Healing is a pretty important aspect of being a revolutionary. It’s hard to cheer someone on who breaks through the glass ceiling you’re still concussed from smashing into and weakening for them.

In the rise of the digital music revolution, the unsigned artists of mp3.com got royally fucking fucked. As we grew in closer path alignment over the years, Amanda served as a screen for me to project that disembodied grief.

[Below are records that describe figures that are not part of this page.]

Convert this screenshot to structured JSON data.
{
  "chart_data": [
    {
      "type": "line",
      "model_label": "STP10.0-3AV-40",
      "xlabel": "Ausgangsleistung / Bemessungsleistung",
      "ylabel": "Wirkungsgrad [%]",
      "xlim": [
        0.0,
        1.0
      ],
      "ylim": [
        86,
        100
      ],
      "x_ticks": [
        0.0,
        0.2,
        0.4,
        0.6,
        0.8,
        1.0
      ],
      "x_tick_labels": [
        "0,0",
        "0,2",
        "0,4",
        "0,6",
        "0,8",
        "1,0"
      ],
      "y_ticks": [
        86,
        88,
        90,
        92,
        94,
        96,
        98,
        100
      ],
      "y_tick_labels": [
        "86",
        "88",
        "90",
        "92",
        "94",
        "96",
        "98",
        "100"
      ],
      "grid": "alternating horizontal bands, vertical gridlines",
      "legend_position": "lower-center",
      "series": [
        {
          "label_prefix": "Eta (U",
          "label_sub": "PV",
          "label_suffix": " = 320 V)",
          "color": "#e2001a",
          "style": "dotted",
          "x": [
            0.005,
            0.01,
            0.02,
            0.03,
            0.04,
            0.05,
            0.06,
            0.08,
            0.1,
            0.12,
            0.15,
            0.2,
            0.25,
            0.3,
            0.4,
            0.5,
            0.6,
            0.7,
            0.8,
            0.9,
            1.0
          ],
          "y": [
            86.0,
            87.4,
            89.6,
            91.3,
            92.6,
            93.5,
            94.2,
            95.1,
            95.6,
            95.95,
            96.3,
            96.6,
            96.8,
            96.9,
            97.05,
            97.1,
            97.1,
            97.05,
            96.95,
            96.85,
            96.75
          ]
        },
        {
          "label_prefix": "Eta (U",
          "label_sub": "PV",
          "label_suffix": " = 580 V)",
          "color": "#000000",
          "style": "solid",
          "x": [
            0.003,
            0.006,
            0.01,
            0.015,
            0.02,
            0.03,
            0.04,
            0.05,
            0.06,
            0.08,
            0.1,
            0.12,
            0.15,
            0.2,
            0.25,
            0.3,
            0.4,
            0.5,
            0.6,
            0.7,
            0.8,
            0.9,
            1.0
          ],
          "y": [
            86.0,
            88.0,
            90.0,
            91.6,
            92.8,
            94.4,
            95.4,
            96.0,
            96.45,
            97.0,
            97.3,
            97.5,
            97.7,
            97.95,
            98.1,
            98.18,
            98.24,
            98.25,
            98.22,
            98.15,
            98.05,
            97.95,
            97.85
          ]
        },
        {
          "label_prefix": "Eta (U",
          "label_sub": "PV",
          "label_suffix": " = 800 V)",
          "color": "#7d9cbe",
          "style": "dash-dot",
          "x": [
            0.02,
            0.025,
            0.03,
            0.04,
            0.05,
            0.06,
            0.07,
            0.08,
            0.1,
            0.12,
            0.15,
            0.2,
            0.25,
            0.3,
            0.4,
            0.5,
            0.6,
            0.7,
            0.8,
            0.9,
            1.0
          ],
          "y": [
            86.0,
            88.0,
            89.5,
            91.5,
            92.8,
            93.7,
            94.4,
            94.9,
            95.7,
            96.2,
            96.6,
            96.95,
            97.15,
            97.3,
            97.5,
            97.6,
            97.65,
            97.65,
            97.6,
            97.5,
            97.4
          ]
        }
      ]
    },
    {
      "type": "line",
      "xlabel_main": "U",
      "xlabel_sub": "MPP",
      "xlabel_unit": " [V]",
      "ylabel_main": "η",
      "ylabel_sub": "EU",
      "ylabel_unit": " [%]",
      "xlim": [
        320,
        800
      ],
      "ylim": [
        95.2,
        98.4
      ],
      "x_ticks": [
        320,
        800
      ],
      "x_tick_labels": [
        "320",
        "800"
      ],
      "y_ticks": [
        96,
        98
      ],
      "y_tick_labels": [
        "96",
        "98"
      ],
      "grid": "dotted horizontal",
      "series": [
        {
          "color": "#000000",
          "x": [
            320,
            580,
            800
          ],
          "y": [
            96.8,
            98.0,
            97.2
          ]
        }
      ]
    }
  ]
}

I had it first. I was there first, I had it, I had the following, I had the waves of love, I had the future, I WAS the future, I was AHEAD, and then I fucking wasn’t. In utter projective emotional simplicity that makes little logical sense, I was an Amanda Palmer before Amanda Palmer.

And then I wasn’t.

In the decade after the blow of mp3.com, and countless other events that knocked my fragile sense of self around back in those days, I am finally beginning to feel and trust in the ripples of reward for the tremendous amount of exertion and surgical accountability it’s taken to come back to where I am ready to step into myself again. Into my seeing, into my caring, into my vulnerability, into the vivid authenticity that steams off of me as a performer and a music maker and a singer, into my talents, and into my contributions.

It’s been a long decade.

Finding that I was still so emotionally fucked up over a website going down a decade before was an embarrassing reality to resign to in order to write this, but it’s just the honest truth of things. The impact to fragile hiding 22 year old me, losing mp3.com and what it represented in my life, at that time and at that point in my delicate career, caused a painful rift between me and myself that has taken a long time to sew back up.

Thank you for helping me heal it, Amanda. Thank you for helping that part of me come back.